Но зато в одном своем кармане я нашел мышь с седыми усами и почти белой шерстью, настолько оно была стара, в другом — его симпатичного сына, с блестящими умными глазками; а в третьем миленькую серую мышку с двумя прелестными мышатами! Дедушка, отец, мать и дети — целая семья спасалась в глубине моих карманов.
Другой бы, наверное, схватил их за хвост и выбросил в море, но я нет. Я осторожно взял их за ушки и положил на мой плот. Кто знает, в тех обстоятельствах, в которых я оказался (желудок уже ворчал от голода), эта семейка могла еще мне пригодиться. Я ведь никогда не был особенно привередлив, а тем более в море, на своем утлом плоту.
Однако, что бы вы думали, через пару часов я уже проникся к ним такой нежностью, к этим моим товарищам по несчастью, что сто раз подумал бы еще, прежде чем отправить их к себе в желудок.
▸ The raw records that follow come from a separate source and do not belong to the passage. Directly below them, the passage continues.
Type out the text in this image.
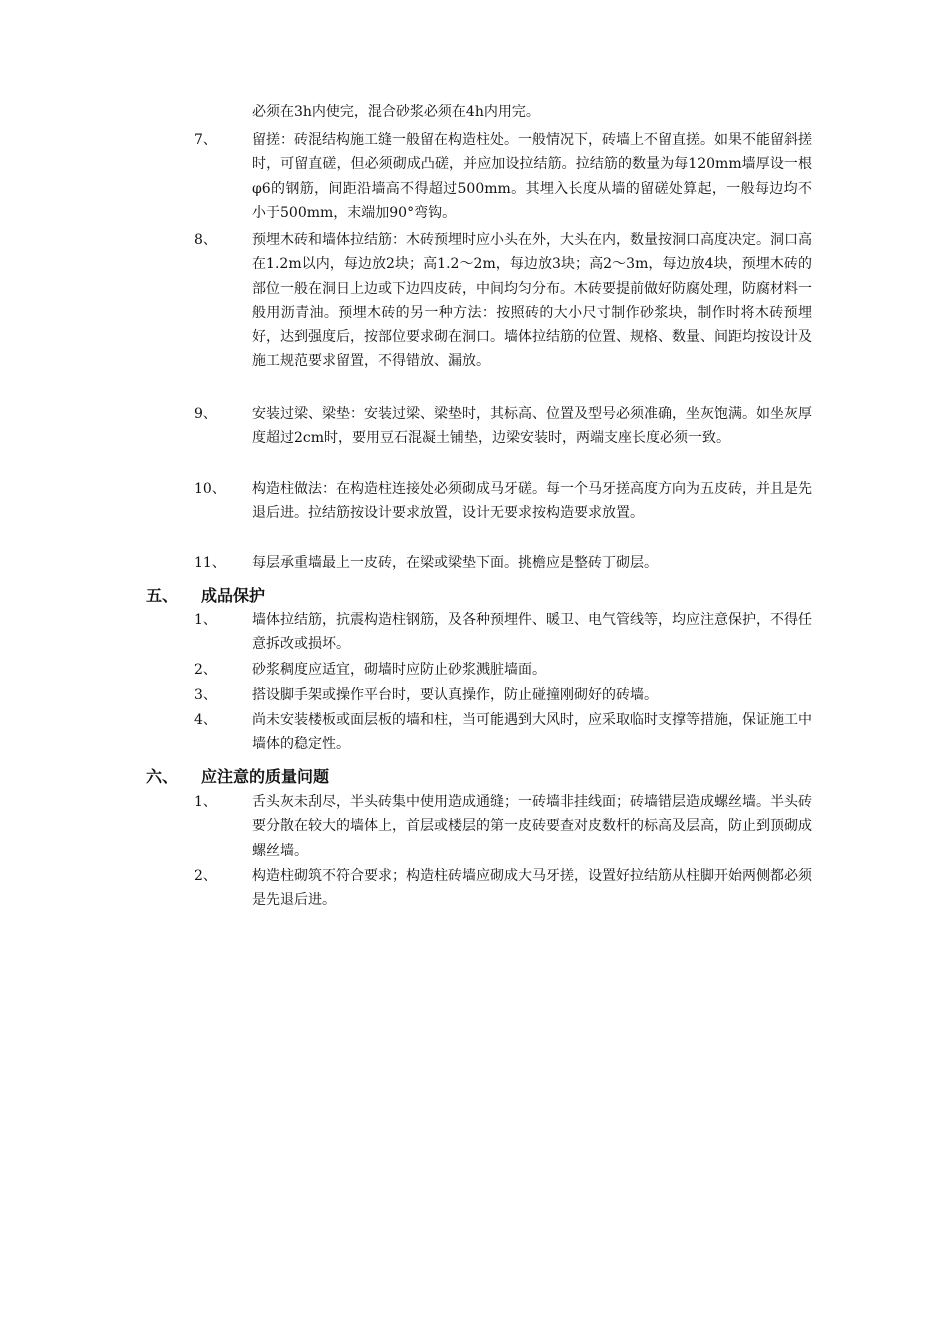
必须在3h内使完，混合砂浆必须在4h内用完。
7、	留搓：砖混结构施工缝一般留在构造柱处。一般情况下，砖墙上不留直搓。如果不能留斜搓时，可留直磋，但必须砌成凸磋，并应加设拉结筋。拉结筋的数量为每120mm墙厚设一根φ6的钢筋，间距沿墙高不得超过500mm。其埋入长度从墙的留磋处算起，一般每边均不小于500mm，末端加90°弯钩。
8、	预埋木砖和墙体拉结筋：木砖预埋时应小头在外，大头在内，数量按洞口高度决定。洞口高在1.2m以内，每边放2块；高1.2～2m，每边放3块；高2～3m，每边放4块，预埋木砖的部位一般在洞日上边或下边四皮砖，中间均匀分布。木砖要提前做好防腐处理，防腐材料一般用沥青油。预埋木砖的另一种方法：按照砖的大小尺寸制作砂浆块，制作时将木砖预埋好，达到强度后，按部位要求砌在洞口。墙体拉结筋的位置、规格、数量、间距均按设计及施工规范要求留置，不得错放、漏放。
9、	安装过梁、梁垫：安装过梁、梁垫时，其标高、位置及型号必须准确，坐灰饱满。如坐灰厚度超过2cm时，要用豆石混凝土铺垫，边梁安装时，两端支座长度必须一致。
10、 构造柱做法：在构造柱连接处必须砌成马牙磋。每一个马牙搓高度方向为五皮砖，并且是先退后进。拉结筋按设计要求放置，设计无要求按构造要求放置。
11、 每层承重墙最上一皮砖，在梁或梁垫下面。挑檐应是整砖丁砌层。
五、 成品保护
1、	墙体拉结筋，抗震构造柱钢筋，及各种预埋件、暖卫、电气管线等，均应注意保护，不得任意拆改或损坏。
2、	砂浆稠度应适宜，砌墙时应防止砂浆溅脏墙面。
3、	搭设脚手架或操作平台时，要认真操作，防止碰撞刚砌好的砖墙。
4、	尚未安装楼板或面层板的墙和柱，当可能遇到大风时，应采取临时支撑等措施，保证施工中墙体的稳定性。
六、 应注意的质量问题
1、	舌头灰未刮尽，半头砖集中使用造成通缝；一砖墙非挂线面；砖墙错层造成螺丝墙。半头砖要分散在较大的墙体上，首层或楼层的第一皮砖要查对皮数杆的标高及层高，防止到顶砌成螺丝墙。
2、	构造柱砌筑不符合要求；构造柱砖墙应砌成大马牙搓，设置好拉结筋从柱脚开始两侧都必须是先退后进。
Мне было приятно видеть, как они бегают по моему маленькому плоту, как смотрят на меня своими глазками-бусинками, как взбираются по моим ногам, попискивая от удовольствия. Даже старый дедушка, который поначалу был очень недоверчив по отношению ко мне, решился забраться в мои башмаки, чтобы погрызть подошву.
Но это была еще не вся семья. Пошарив старательнее в своих карманах, я нашел еще одного отпрыска — мышонка размером с орех, который спрятался в мою трубку. Я заметил его в тот момент, когда собрался закурить; еще немного — и бедный малыш бы изжарился.
И вот вокруг меня собрались: старый усатый Катрамыч, почтеннейшие господин и госпожа Катрам, молодые Катрамчик и Катраменок и микроскопический Катрамусик, по прозвищу Пипа. И видели бы вы, как они сбегались, когда я звал их по имени!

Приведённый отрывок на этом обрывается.